The Ballona Wetlands are located in Southern California, United States south of Marina del Rey and east of Playa del Rey. The wetlands once included the areas now taken up by Marina del Rey, Venice, and Playa Vista, extending north to about present-day Washington Blvd. in Venice.
It is one of the last significant wetlands areas in the Los Angeles basin, and is named for Port Ballona and Ballona Creek which now runs through the area as a flood control channel. In the 1930s the Ballona Creek corridor was channelized in concrete, thus greatly reducing the inflow of salt water to the marsh, and eliminating spring floods, which brought freshwater to the wetlands. Among groups dedicated to protecting the wetlands is the Friends of Ballona Wetlands.
The Ballona Creek Flood control channel, and the construction of Marina del Rey in the late 1950s, reduced the 2,100-acre (8.5 km2) estuary to some 700 acres (2.8 km2). Additional open space east of the wetlands was converted to agricultural uses by the early 20th century, with cultivation continuing into the 1990s, when these became some of the last farm fields in the Los Angeles Basin. In the 1940s, much of these farm fields became the private Hughes Airport. In first decade of the 21st century that land was developed as Playa Vista, a planned mixed-use community east of Lincoln Boulevard.

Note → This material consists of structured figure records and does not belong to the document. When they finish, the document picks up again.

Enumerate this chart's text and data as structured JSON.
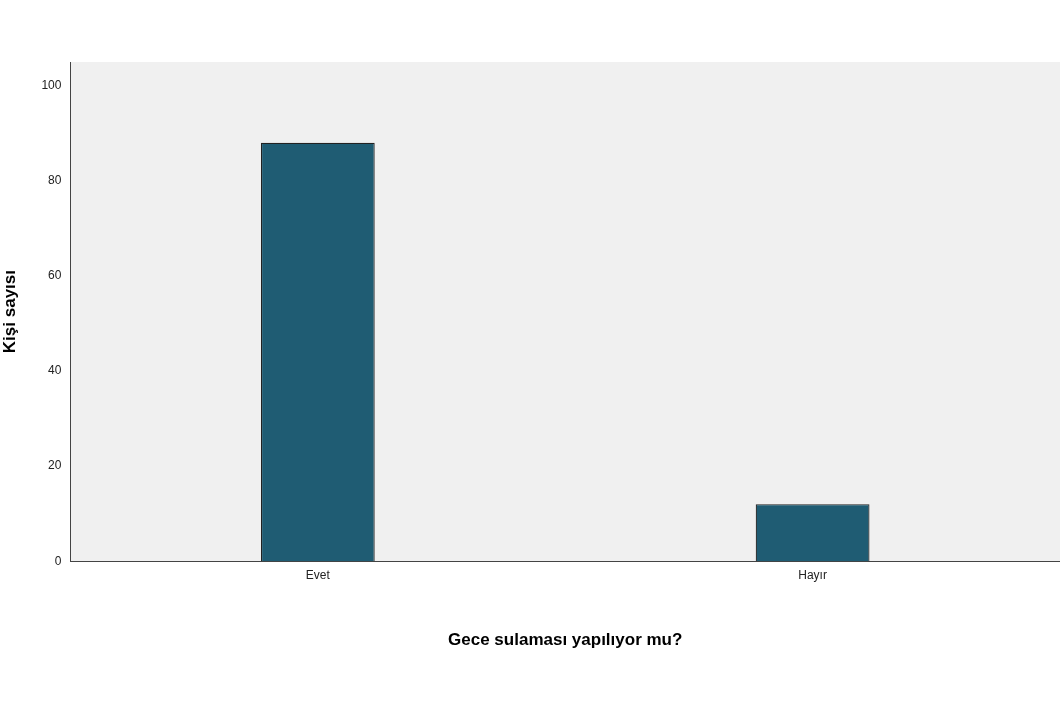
{
  "chart_data": {
    "type": "bar",
    "xlabel": "Gece sulaması yapılıyor mu?",
    "ylabel": "Kişi sayısı",
    "categories": [
      "Evet",
      "Hayır"
    ],
    "values": [
      88,
      12
    ],
    "color": "#1f5c73",
    "ylim": [
      0,
      105
    ],
    "yticks": [
      0,
      20,
      40,
      60,
      80,
      100
    ],
    "grid": false,
    "legend": false
  }
}
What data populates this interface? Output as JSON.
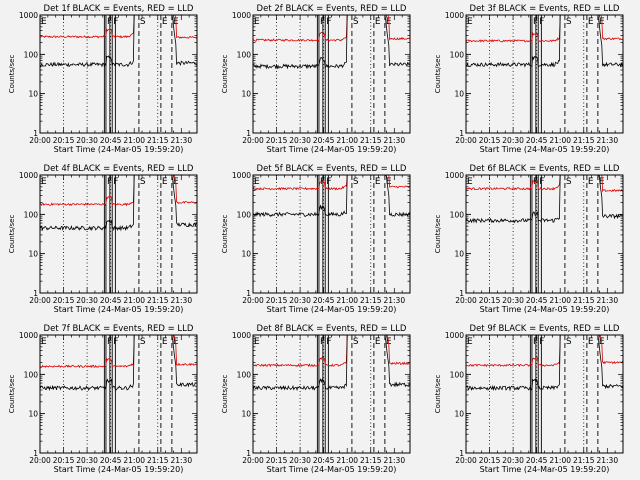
{
  "figure": {
    "background": "#f2f2f2",
    "ink": "#000000",
    "lld_color": "#dd0000"
  },
  "chart_data": {
    "type": "line",
    "yscale": "log",
    "ylim": [
      1,
      1000
    ],
    "yticks": [
      {
        "v": 1,
        "label": "1"
      },
      {
        "v": 10,
        "label": "10"
      },
      {
        "v": 100,
        "label": "100"
      },
      {
        "v": 1000,
        "label": "1000"
      }
    ],
    "xlim_min": [
      0,
      100
    ],
    "xticks": [
      {
        "m": 0,
        "label": "20:00"
      },
      {
        "m": 15,
        "label": "20:15"
      },
      {
        "m": 30,
        "label": "20:30"
      },
      {
        "m": 45,
        "label": "20:45"
      },
      {
        "m": 60,
        "label": "21:00"
      },
      {
        "m": 75,
        "label": "21:15"
      },
      {
        "m": 90,
        "label": "21:30"
      }
    ],
    "ylabel": "Counts/sec",
    "xlabel": "Start Time (24-Mar-05 19:59:20)",
    "dotted_lines_min": [
      15,
      30,
      45,
      75
    ],
    "markers": [
      {
        "type": "E",
        "m": 0,
        "style": "dashed"
      },
      {
        "type": "F",
        "m": 42,
        "style": "solid"
      },
      {
        "type": "F",
        "m": 46,
        "style": "solid"
      },
      {
        "type": "S",
        "m": 63,
        "style": "dashed"
      },
      {
        "type": "E",
        "m": 77,
        "style": "dashed"
      },
      {
        "type": "E",
        "m": 84,
        "style": "dashed"
      }
    ],
    "panels": [
      {
        "title": "Det 1f BLACK = Events, RED = LLD",
        "black": 55,
        "red": 280,
        "black_end": 60,
        "red_end": 270
      },
      {
        "title": "Det 2f BLACK = Events, RED = LLD",
        "black": 50,
        "red": 230,
        "black_end": 55,
        "red_end": 250
      },
      {
        "title": "Det 3f BLACK = Events, RED = LLD",
        "black": 55,
        "red": 220,
        "black_end": 55,
        "red_end": 250
      },
      {
        "title": "Det 4f BLACK = Events, RED = LLD",
        "black": 45,
        "red": 180,
        "black_end": 55,
        "red_end": 200
      },
      {
        "title": "Det 5f BLACK = Events, RED = LLD",
        "black": 100,
        "red": 450,
        "black_end": 100,
        "red_end": 500
      },
      {
        "title": "Det 6f BLACK = Events, RED = LLD",
        "black": 70,
        "red": 450,
        "black_end": 90,
        "red_end": 400
      },
      {
        "title": "Det 7f BLACK = Events, RED = LLD",
        "black": 45,
        "red": 160,
        "black_end": 55,
        "red_end": 180
      },
      {
        "title": "Det 8f BLACK = Events, RED = LLD",
        "black": 45,
        "red": 170,
        "black_end": 55,
        "red_end": 190
      },
      {
        "title": "Det 9f BLACK = Events, RED = LLD",
        "black": 45,
        "red": 170,
        "black_end": 50,
        "red_end": 200
      }
    ]
  }
}
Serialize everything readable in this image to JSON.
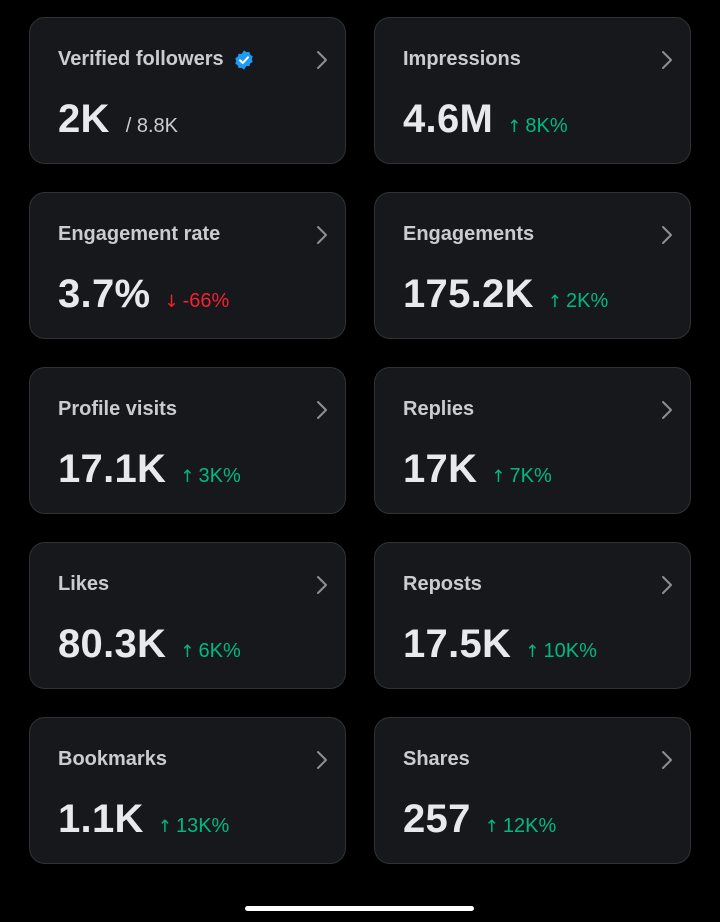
{
  "colors": {
    "background": "#000000",
    "card_background": "#16181c",
    "card_border": "#2f3336",
    "positive": "#00ba7c",
    "negative": "#f4212e",
    "verified_badge": "#1d9bf0"
  },
  "cards": [
    {
      "title": "Verified followers",
      "value": "2K",
      "total": "/ 8.8K",
      "icon": "verified-badge-icon"
    },
    {
      "title": "Impressions",
      "value": "4.6M",
      "change": "8K%",
      "direction": "up"
    },
    {
      "title": "Engagement rate",
      "value": "3.7%",
      "change": "-66%",
      "direction": "down"
    },
    {
      "title": "Engagements",
      "value": "175.2K",
      "change": "2K%",
      "direction": "up"
    },
    {
      "title": "Profile visits",
      "value": "17.1K",
      "change": "3K%",
      "direction": "up"
    },
    {
      "title": "Replies",
      "value": "17K",
      "change": "7K%",
      "direction": "up"
    },
    {
      "title": "Likes",
      "value": "80.3K",
      "change": "6K%",
      "direction": "up"
    },
    {
      "title": "Reposts",
      "value": "17.5K",
      "change": "10K%",
      "direction": "up"
    },
    {
      "title": "Bookmarks",
      "value": "1.1K",
      "change": "13K%",
      "direction": "up"
    },
    {
      "title": "Shares",
      "value": "257",
      "change": "12K%",
      "direction": "up"
    }
  ]
}
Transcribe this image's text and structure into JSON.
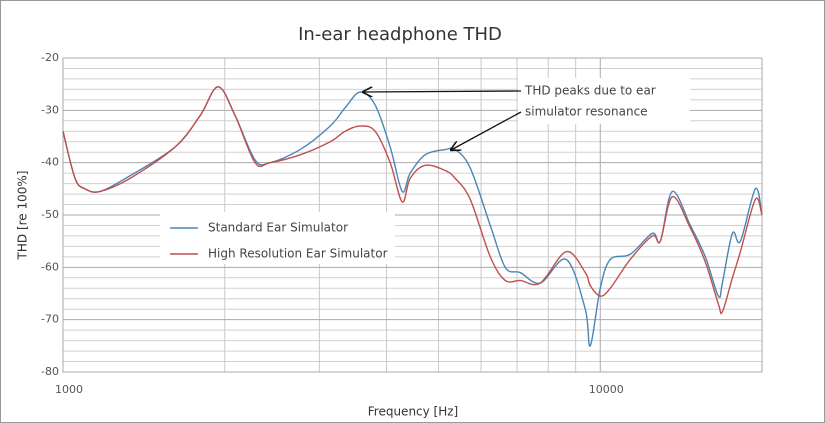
{
  "chart_data": {
    "type": "line",
    "title": "In-ear headphone THD",
    "x_label": "Frequency [Hz]",
    "y_label": "THD [re 100%]",
    "log_x": true,
    "grid": true,
    "legend_position": "center-left",
    "annotation": [
      "THD peaks due to ear",
      "simulator resonance"
    ],
    "x": [
      1000,
      1053,
      1099,
      1172,
      1333,
      1617,
      1800,
      1944,
      2091,
      2278,
      2430,
      2763,
      3143,
      3351,
      3573,
      3811,
      4064,
      4279,
      4428,
      4722,
      5145,
      5370,
      5727,
      6242,
      6655,
      7097,
      7733,
      8644,
      9378,
      9581,
      10000,
      10438,
      11371,
      12500,
      12935,
      13620,
      14713,
      15690,
      16590,
      16875,
      17618,
      18234,
      19440,
      20000
    ],
    "series": [
      {
        "name": "Standard Ear Simulator",
        "color": "#4a86b5",
        "values": [
          -34,
          -43,
          -45,
          -45.5,
          -42.5,
          -37,
          -31,
          -25.5,
          -31,
          -39.5,
          -40,
          -37.5,
          -33,
          -29.5,
          -26.5,
          -29,
          -37,
          -45.5,
          -42,
          -38.5,
          -37.5,
          -37.5,
          -41,
          -52,
          -60,
          -61,
          -63,
          -58.5,
          -68,
          -75,
          -64,
          -58.5,
          -57.5,
          -53.5,
          -55,
          -45.5,
          -52,
          -58,
          -65.5,
          -63,
          -53.5,
          -55,
          -45,
          -50
        ]
      },
      {
        "name": "High Resolution Ear Simulator",
        "color": "#c0504d",
        "values": [
          -34,
          -43,
          -45,
          -45.5,
          -43,
          -37,
          -31,
          -25.5,
          -31,
          -40,
          -40,
          -38.5,
          -36,
          -34,
          -33,
          -34,
          -40,
          -47.5,
          -43,
          -40.5,
          -41.5,
          -43,
          -47,
          -58,
          -62.5,
          -62.5,
          -63,
          -57,
          -61,
          -63.5,
          -65.5,
          -64,
          -58.5,
          -54,
          -55,
          -46.5,
          -52.5,
          -59,
          -67,
          -68.5,
          -62,
          -57,
          -47,
          -50
        ]
      }
    ],
    "xlim": [
      1000,
      20000
    ],
    "xticks": [
      1000,
      10000
    ],
    "x_minor_ticks": [
      2000,
      3000,
      4000,
      5000,
      6000,
      7000,
      8000,
      9000,
      20000
    ],
    "ylim": [
      -80,
      -20
    ],
    "yticks": [
      -80,
      -70,
      -60,
      -50,
      -40,
      -30,
      -20
    ],
    "y_minor_ticks": [
      -78,
      -76,
      -74,
      -72,
      -68,
      -66,
      -64,
      -62,
      -58,
      -56,
      -54,
      -52,
      -48,
      -46,
      -44,
      -42,
      -38,
      -36,
      -34,
      -32,
      -28,
      -26,
      -24,
      -22
    ]
  }
}
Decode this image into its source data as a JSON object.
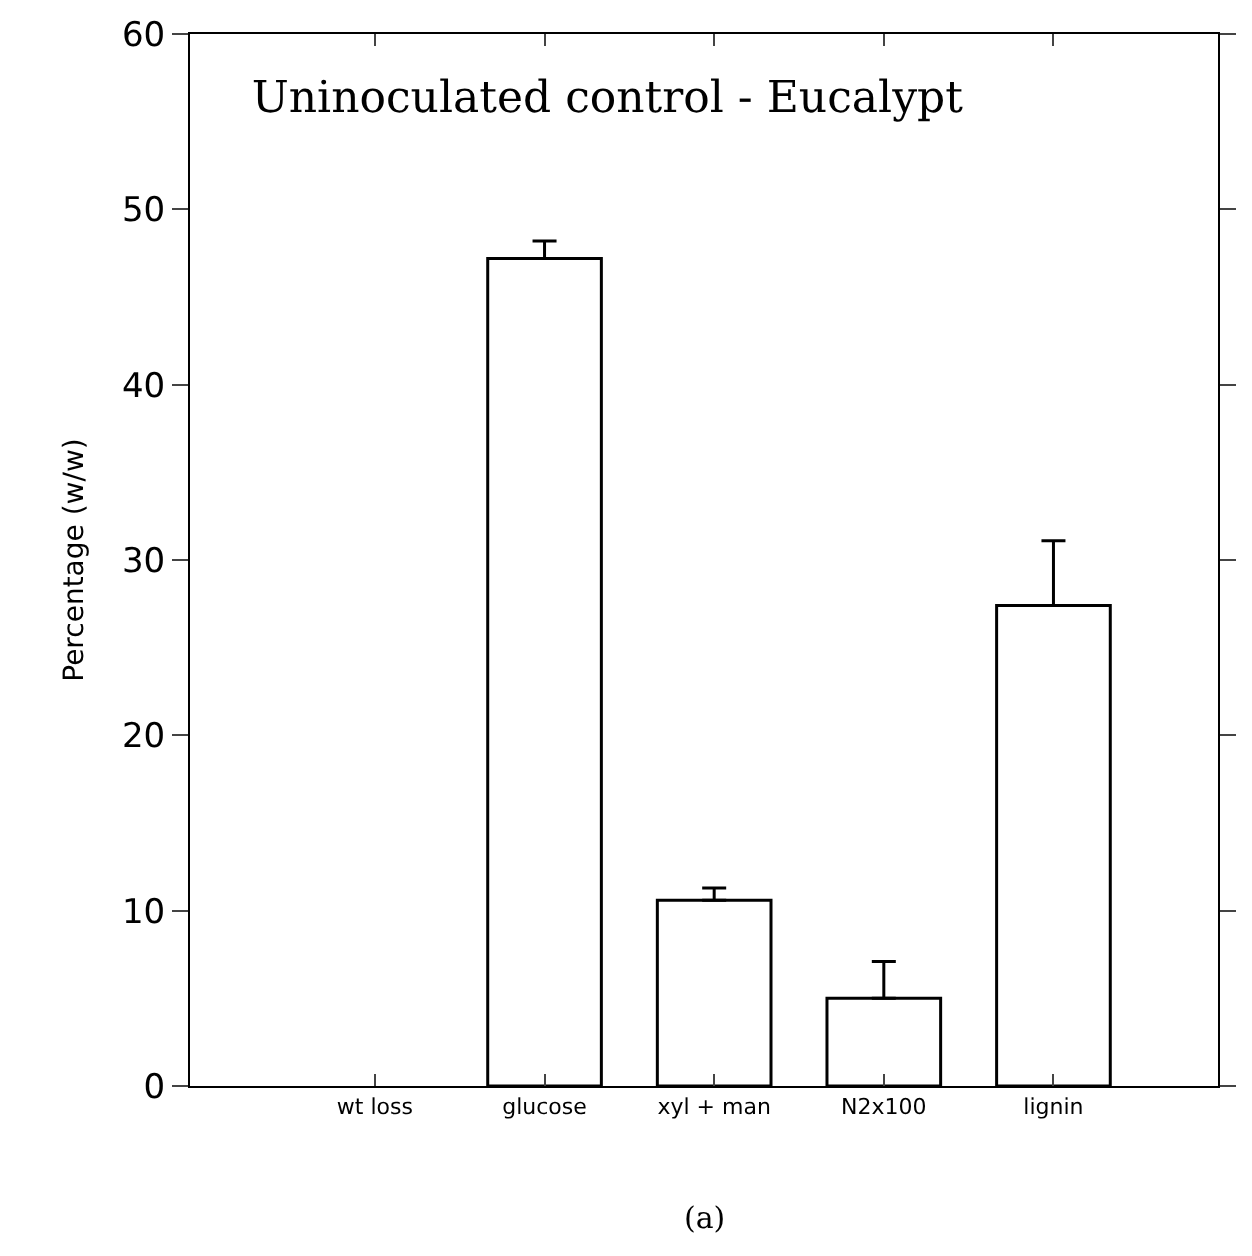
{
  "chart_data": {
    "type": "bar",
    "title": "Uninoculated control - Eucalypt",
    "ylabel": "Percentage (w/w)",
    "categories": [
      "wt loss",
      "glucose",
      "xyl + man",
      "N2x100",
      "lignin"
    ],
    "values": [
      null,
      47.2,
      10.6,
      5.0,
      27.4
    ],
    "errors": [
      null,
      [
        47.2,
        48.2
      ],
      [
        10.6,
        11.3
      ],
      [
        5.0,
        7.1
      ],
      [
        27.4,
        31.1
      ]
    ],
    "color": "#ffffff",
    "ylim": [
      0,
      60
    ],
    "yticks": [
      0,
      10,
      20,
      30,
      40,
      50,
      60
    ],
    "annotations": [
      "(a)"
    ]
  }
}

The State of California owns and the California Department of Fish and Wildlife (CDFW) manages the wetlands. Approximately 577 acres (2.34 km2), are bisected generally east-west by the Ballona Creek channel, from Playa Del Rey to Culver City, and bordered by the 90 Marina freeway to the east. 83 acres (340,000 m2) of Estuarine wetland were included in the state acquisition, previously privately owned by Howard Hughes, his corporate heirs and the subsequent developers of Playa Vista.